How to sell anything with your next presentation

This week I have spent time in Windsor running a workshop for a sales team. Together we discovered a technique used by some of the greatest speakers in history to sell ideas, products and services to individuals, groups and even whole nations!

In just under two hours the team discovered this technique and successfully used it to sell items including a sauce pan, a kettle and some very dodgy French Connection trainers to their MD, Terry.

What is this all powerful technique?

It’s pretty simple (the best things in life are!). It’s called the villain and hero technique, and all the presenter has to do is tell two very short stories that ignite fear in the heart of their audience, before delivering the perfect antidote to that terror.

The villain story

First up, the presenter tells a tale of a person that the audience can relate to. The story details the pain and problems that the character experiences as they try to use an inferior or alternative product or service. The presenters use of language, tone and gestures will make this story as dark, depressing and difficult as possible.

For example, if we were selling mobile phones in the 90’s, we would use the villain story to tell a tale of a person who breaks down in their car and doesn’t have a mobile phone. We would detail the full drama of trying to get home.

The hero story

Once our audience are thoroughly depressed and have realised that not having a mobile phone is a serious problem in their lives, it’s time to present the hero story, the knight in shining armour – our product!

Now, we tell a wonderful tale of the mobile phone owner whose car breaks down. We energetically bring to life the ease and simplicity with which they can call for help and how quickly they get home to their warm and welcoming bed.

Our audience wants to be that person. They want the fear they are feeling to disappear. They want to buy our mobile phone. Now!

Who else has used this technique?

This technique was a favourite of Steve Jobs. He used it to create a need in consumers across the world for many Apple products. Click here to watch a great example of him in action using this technique during the iTunes keynote, in which he paints illegally downloading music as the villain, and the new iTunes store as the hero!

Why does the villain and hero technique work so well?

Stories are a great way for relaying information in a way that we can relate to, as they are often based on shared experiences between the audience and the speaker.

The contrast between the villain and hero stories amplifies the negatives of the problem and maximises the benefits of our hero solution.

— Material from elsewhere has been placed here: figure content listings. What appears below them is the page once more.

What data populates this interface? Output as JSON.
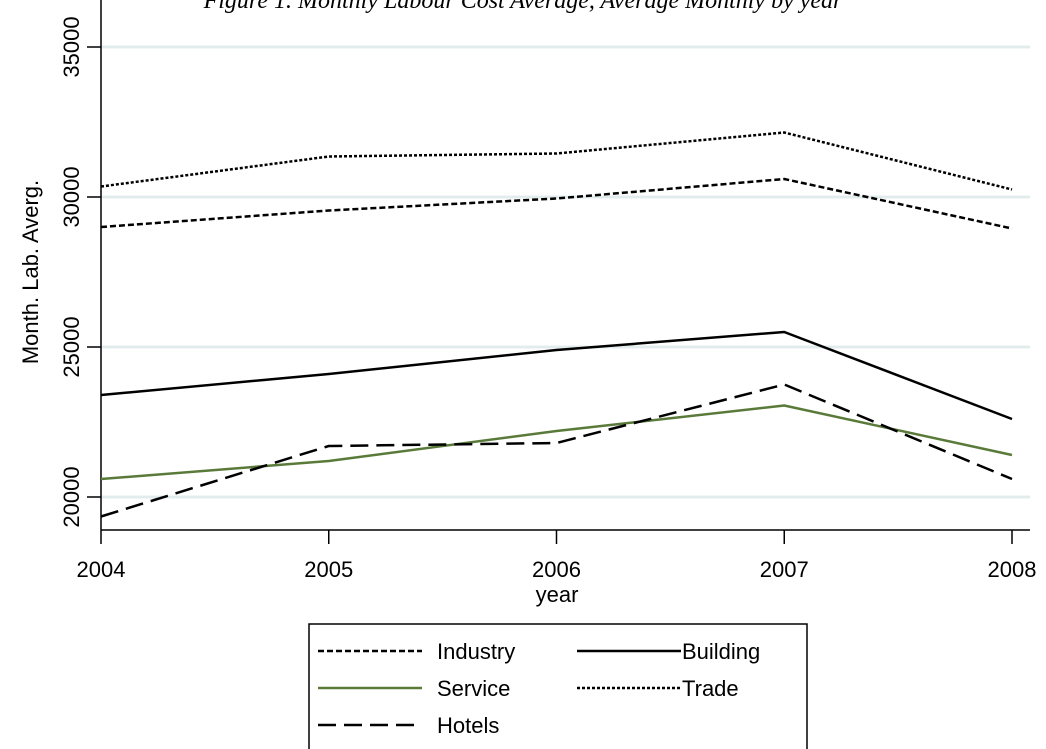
{
  "chart_data": {
    "type": "line",
    "title": "Figure 1. Monthly Labour Cost Average, Average Monthly by year",
    "xlabel": "year",
    "ylabel": "Month. Lab. Averg.",
    "x": [
      2004,
      2005,
      2006,
      2007,
      2008
    ],
    "x_tick_labels": [
      "2004",
      "2005",
      "2006",
      "2007",
      "2008"
    ],
    "y_ticks": [
      20000,
      25000,
      30000,
      35000
    ],
    "y_tick_labels": [
      "20000",
      "25000",
      "30000",
      "35000"
    ],
    "ylim": [
      19000,
      35000
    ],
    "xlim": [
      2004,
      2008
    ],
    "grid": true,
    "legend_position": "bottom",
    "series": [
      {
        "name": "Industry",
        "values": [
          29000,
          29550,
          29950,
          30600,
          28950
        ],
        "color": "#000000",
        "dash": "short-dash"
      },
      {
        "name": "Building",
        "values": [
          23400,
          24100,
          24900,
          25500,
          22600
        ],
        "color": "#000000",
        "dash": "solid"
      },
      {
        "name": "Service",
        "values": [
          20600,
          21200,
          22200,
          23050,
          21400
        ],
        "color": "#5a7a3a",
        "dash": "solid"
      },
      {
        "name": "Trade",
        "values": [
          30350,
          31350,
          31450,
          32150,
          30250
        ],
        "color": "#000000",
        "dash": "dotted"
      },
      {
        "name": "Hotels",
        "values": [
          19350,
          21700,
          21800,
          23750,
          20600
        ],
        "color": "#000000",
        "dash": "long-dash"
      }
    ]
  }
}
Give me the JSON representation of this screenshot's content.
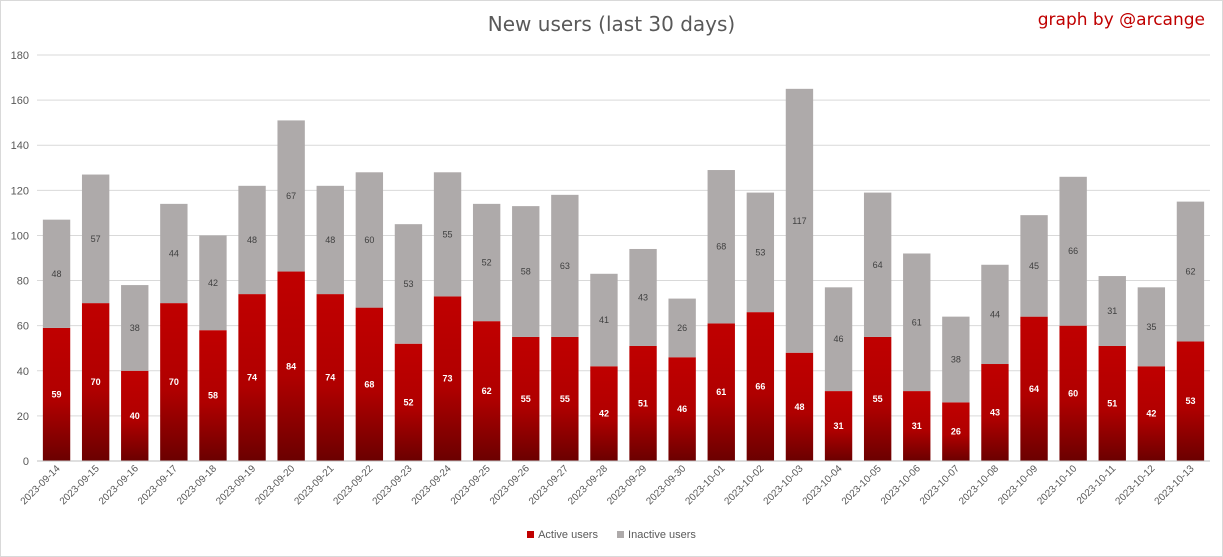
{
  "chart_data": {
    "type": "bar",
    "stacked": true,
    "title": "New users (last 30 days)",
    "credit": "graph by @arcange",
    "categories": [
      "2023-09-14",
      "2023-09-15",
      "2023-09-16",
      "2023-09-17",
      "2023-09-18",
      "2023-09-19",
      "2023-09-20",
      "2023-09-21",
      "2023-09-22",
      "2023-09-23",
      "2023-09-24",
      "2023-09-25",
      "2023-09-26",
      "2023-09-27",
      "2023-09-28",
      "2023-09-29",
      "2023-09-30",
      "2023-10-01",
      "2023-10-02",
      "2023-10-03",
      "2023-10-04",
      "2023-10-05",
      "2023-10-06",
      "2023-10-07",
      "2023-10-08",
      "2023-10-09",
      "2023-10-10",
      "2023-10-11",
      "2023-10-12",
      "2023-10-13"
    ],
    "series": [
      {
        "name": "Active users",
        "color": "#c00000",
        "values": [
          59,
          70,
          40,
          70,
          58,
          74,
          84,
          74,
          68,
          52,
          73,
          62,
          55,
          55,
          42,
          51,
          46,
          61,
          66,
          48,
          31,
          55,
          31,
          26,
          43,
          64,
          60,
          51,
          42,
          53
        ]
      },
      {
        "name": "Inactive users",
        "color": "#aeaaaa",
        "values": [
          48,
          57,
          38,
          44,
          42,
          48,
          67,
          48,
          60,
          53,
          55,
          52,
          58,
          63,
          41,
          43,
          26,
          68,
          53,
          117,
          46,
          64,
          61,
          38,
          44,
          45,
          66,
          31,
          35,
          62
        ]
      }
    ],
    "ylim": [
      0,
      180
    ],
    "yticks": [
      0,
      20,
      40,
      60,
      80,
      100,
      120,
      140,
      160,
      180
    ],
    "grid": true,
    "legend_position": "bottom"
  }
}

But beyond this, the villain story creates an emotion within our audience: fear. As humans, when we feel fear we move quickly to the nearest and easiest resolution to that negative emotion. As the speaker, we have the power to instantly present our product as the solution in our hero story, and as a result they are more open and susceptible to buying it. Job done!

Tips for using the villain and hero technique

If you are struggling for inspiration for your hero and villain stories, try thinking about:

Villain story:

  • The steps you have to go through to use the product.
  • What else could you be doing with the time / money / effort you are spending using the product?
  • The negative outcomes of using the product. What effect does using the product have on your health, wealth and emotional wellbeing?

Hero story:

  • The steps you have to go through to use the product.
  • How much time / money / effort it saves you.
  • The positive outcomes of using the product. What effect does using the product have on your health, wealth and emotional wellbeing?

Our use of language can help to make our stories more believable, more engaging and more relevant to our audience. If we are going to persuade them, they need to be able to see, hear and feel the positive emotion.

Think about the language you are going to use within your story:

  1. Think about the words you are going to use to describe the finer details of the process and bring it to life in a positive/negative way – how does it feel, look and sound?
  2. Think about the adjectives (the describing words, such as warm, simple and luxurious) that you are going to use in your story. How can they be used to make the situation as positive / negative as possible for your audience?
  3. Think about the emotions that you will be feeling. How do you physically feel? What feelings can you compare this to for your audience?